Cabo Verde: Dez ilhas de saudade e morabeza no meio do Atlântico
Cabo Verde é um milagre improvável. Dez ilhas vulcânicas perdidas no Atlântico, a 570 quilómetros da costa senegalesa, batidas pelos ventos alísios, atingidas por secas recorrentes. Nenhum recurso natural significativo, sem petróleo, sem minérios, apenas 10% de terras aráveis. E, no entanto. Este pequeno arquipélago de 600 000 almas construiu uma das democracias mais sólidas de África e uma cultura crioula de uma vitalidade que irradia muito além das suas costas.
O Paradoxo Material
Cabo Verde não tem nada — e é precisamente isso que o obrigou a construir tudo pela inteligência e solidariedade. Classificado na faixa de rendimentos intermédios, o arquipélago vive principalmente do turismo, dos serviços, e sobretudo das remessas da sua diáspora. Cada família cabo-verdiana tem um tio em Roterdão, uma prima em Brockton, um irmão em Dacar — e estes laços transnacionais não são apenas afetivos, são económicos. O cabo-verdiano médio vive melhor do que a maioria dos africanos: o acesso à água potável, à eletricidade e aos cuidados de saúde é amplamente garantido, a esperança de vida ultrapassa os 73 anos.

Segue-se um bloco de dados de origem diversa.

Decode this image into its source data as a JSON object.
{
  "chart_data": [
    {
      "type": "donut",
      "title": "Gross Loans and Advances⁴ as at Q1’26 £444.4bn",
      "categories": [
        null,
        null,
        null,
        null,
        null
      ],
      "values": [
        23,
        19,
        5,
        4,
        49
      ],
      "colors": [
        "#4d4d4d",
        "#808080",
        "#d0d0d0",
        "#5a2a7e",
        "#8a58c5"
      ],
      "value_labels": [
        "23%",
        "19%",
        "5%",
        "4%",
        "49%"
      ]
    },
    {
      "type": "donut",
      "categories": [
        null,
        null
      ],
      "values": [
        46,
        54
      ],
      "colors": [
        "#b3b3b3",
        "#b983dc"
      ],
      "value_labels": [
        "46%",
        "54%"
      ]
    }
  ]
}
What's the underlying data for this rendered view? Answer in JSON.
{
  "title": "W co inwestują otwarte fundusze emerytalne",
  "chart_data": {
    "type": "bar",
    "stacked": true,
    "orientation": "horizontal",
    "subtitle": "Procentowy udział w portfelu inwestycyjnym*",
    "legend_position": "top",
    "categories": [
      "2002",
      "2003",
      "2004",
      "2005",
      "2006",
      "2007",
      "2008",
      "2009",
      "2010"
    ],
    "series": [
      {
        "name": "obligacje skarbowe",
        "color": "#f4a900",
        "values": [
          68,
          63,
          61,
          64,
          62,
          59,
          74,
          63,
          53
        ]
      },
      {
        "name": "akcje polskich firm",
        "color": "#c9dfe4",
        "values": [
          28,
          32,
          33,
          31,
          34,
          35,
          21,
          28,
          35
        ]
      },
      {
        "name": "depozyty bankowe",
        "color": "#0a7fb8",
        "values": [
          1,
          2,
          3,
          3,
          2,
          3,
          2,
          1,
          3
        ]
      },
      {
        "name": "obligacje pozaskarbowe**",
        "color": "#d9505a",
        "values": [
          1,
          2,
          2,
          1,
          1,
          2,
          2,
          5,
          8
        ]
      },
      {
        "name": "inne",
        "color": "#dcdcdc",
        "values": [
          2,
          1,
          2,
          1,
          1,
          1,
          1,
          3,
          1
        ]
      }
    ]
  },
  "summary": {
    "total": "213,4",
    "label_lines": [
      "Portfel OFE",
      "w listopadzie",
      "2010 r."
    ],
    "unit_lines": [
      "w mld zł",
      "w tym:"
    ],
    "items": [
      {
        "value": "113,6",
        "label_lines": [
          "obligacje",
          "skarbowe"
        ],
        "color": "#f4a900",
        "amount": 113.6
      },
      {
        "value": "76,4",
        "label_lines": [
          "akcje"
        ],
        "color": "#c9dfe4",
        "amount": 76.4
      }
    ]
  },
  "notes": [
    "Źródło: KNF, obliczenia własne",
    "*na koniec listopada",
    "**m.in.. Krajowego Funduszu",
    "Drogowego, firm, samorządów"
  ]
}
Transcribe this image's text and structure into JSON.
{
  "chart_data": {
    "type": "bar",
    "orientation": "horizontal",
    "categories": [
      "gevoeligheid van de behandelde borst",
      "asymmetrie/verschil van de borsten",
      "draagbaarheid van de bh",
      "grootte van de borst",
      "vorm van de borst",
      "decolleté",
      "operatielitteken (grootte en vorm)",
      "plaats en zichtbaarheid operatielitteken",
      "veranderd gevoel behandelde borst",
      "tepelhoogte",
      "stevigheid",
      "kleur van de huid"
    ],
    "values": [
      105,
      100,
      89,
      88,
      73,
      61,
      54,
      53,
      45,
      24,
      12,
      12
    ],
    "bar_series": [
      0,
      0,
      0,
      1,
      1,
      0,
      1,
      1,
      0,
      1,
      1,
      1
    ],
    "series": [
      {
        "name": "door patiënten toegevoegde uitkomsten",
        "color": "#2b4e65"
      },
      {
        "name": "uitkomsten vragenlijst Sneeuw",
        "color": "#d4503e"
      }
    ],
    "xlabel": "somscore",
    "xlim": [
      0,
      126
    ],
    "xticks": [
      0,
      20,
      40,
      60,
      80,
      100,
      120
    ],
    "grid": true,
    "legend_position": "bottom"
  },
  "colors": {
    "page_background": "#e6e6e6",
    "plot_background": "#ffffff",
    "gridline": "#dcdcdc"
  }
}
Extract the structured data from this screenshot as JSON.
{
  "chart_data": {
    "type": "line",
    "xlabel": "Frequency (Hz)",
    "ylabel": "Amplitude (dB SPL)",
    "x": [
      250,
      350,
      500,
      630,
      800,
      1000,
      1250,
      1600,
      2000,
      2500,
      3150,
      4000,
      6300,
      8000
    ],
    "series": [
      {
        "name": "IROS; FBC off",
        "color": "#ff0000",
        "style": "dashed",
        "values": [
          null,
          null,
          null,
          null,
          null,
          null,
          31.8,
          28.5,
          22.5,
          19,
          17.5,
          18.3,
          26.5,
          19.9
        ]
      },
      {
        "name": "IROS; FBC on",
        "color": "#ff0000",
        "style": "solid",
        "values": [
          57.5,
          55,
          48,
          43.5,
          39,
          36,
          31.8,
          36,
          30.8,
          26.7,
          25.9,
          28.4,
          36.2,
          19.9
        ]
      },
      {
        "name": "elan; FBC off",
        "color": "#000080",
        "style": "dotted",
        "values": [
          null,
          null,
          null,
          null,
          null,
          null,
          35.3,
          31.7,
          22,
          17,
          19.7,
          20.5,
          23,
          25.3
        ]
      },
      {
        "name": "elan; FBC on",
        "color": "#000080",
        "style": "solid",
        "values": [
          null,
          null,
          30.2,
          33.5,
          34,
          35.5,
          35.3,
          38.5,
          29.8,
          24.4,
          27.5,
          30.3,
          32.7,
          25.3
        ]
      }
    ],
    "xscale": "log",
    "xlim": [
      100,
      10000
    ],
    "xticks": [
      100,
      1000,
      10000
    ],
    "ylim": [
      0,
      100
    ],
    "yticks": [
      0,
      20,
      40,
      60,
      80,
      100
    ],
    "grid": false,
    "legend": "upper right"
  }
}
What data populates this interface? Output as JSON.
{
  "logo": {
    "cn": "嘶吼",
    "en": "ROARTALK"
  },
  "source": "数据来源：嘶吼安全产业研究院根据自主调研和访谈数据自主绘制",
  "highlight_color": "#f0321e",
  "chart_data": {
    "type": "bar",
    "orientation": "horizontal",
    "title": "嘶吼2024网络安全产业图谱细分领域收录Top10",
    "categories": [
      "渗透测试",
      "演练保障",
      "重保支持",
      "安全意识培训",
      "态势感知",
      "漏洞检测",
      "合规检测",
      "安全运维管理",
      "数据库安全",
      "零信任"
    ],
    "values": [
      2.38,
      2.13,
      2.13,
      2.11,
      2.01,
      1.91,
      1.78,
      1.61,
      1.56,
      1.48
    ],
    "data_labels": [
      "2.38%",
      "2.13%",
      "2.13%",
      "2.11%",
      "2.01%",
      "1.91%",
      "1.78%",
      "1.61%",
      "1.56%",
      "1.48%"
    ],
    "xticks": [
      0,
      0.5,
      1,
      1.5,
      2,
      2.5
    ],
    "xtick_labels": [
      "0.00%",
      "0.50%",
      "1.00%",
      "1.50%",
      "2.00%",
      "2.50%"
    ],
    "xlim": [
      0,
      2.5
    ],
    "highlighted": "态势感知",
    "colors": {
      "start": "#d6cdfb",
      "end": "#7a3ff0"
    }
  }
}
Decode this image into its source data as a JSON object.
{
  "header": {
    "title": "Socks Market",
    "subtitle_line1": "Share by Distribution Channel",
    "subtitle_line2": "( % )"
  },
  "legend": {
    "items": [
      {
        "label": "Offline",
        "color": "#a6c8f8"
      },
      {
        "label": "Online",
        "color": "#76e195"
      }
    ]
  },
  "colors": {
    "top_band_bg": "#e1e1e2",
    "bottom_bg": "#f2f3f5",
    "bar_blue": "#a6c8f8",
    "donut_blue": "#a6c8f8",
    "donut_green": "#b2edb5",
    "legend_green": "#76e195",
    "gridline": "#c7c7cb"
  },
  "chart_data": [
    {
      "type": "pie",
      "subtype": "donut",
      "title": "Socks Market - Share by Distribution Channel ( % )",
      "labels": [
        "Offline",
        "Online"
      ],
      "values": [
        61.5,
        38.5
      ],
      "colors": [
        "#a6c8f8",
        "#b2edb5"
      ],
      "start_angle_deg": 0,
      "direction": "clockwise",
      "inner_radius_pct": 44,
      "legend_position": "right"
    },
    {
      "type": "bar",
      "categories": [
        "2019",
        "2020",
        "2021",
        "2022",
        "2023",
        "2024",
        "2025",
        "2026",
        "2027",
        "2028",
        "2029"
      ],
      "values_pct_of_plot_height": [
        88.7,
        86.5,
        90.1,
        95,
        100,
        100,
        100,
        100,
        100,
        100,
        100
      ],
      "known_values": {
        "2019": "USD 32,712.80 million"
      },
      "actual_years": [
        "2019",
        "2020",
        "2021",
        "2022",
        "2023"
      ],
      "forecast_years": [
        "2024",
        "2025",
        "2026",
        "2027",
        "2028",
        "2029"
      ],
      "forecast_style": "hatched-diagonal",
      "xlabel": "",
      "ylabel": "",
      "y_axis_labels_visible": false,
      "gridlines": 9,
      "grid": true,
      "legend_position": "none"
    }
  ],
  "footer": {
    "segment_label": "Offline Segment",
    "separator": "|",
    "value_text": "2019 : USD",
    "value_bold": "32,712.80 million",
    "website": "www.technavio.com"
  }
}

A Força Ubuntu: Morabeza, o Ubuntu Crioulo do Atlântico
Cabo Verde possui a sua própria palavra para dizer Ubuntu: morabeza. Este termo crioulo designa uma mistura de hospitalidade, doçura, calor humano e generosidade espontânea. A morabeza não é uma polidez de superfície — é uma forma de estar no mundo. Esta coesão social enraíza-se na própria história do povoamento. Cabo Verde não tem população autóctone — o povo cabo-verdiano nasceu da mestiçagem entre colonos europeus e escravos africanos, criando uma cultura crioula única. Esta identidade mestiça tornou-se o alicerce de uma coesão nacional: não há tensões étnicas em Cabo Verde porque todos são, de certa forma, da mesma etnia — crioula.
« Quem ca tem cão, caça com gato »
Quem não tem cão caça com gato
— Provérbio créole cap-verdien
Cabo Verde ensina-nos que a sodade — essa nostalgia pungente que Cesária Évora ofereceu ao mundo — não é tristeza, mas sim força. É a consciência de que carregamos connosco aqueles que deixámos, e que essa presença interior é a própria fonte da alegria. Pode-se estar triste e feliz ao mesmo tempo, desde que se esteja junto — mesmo à distância.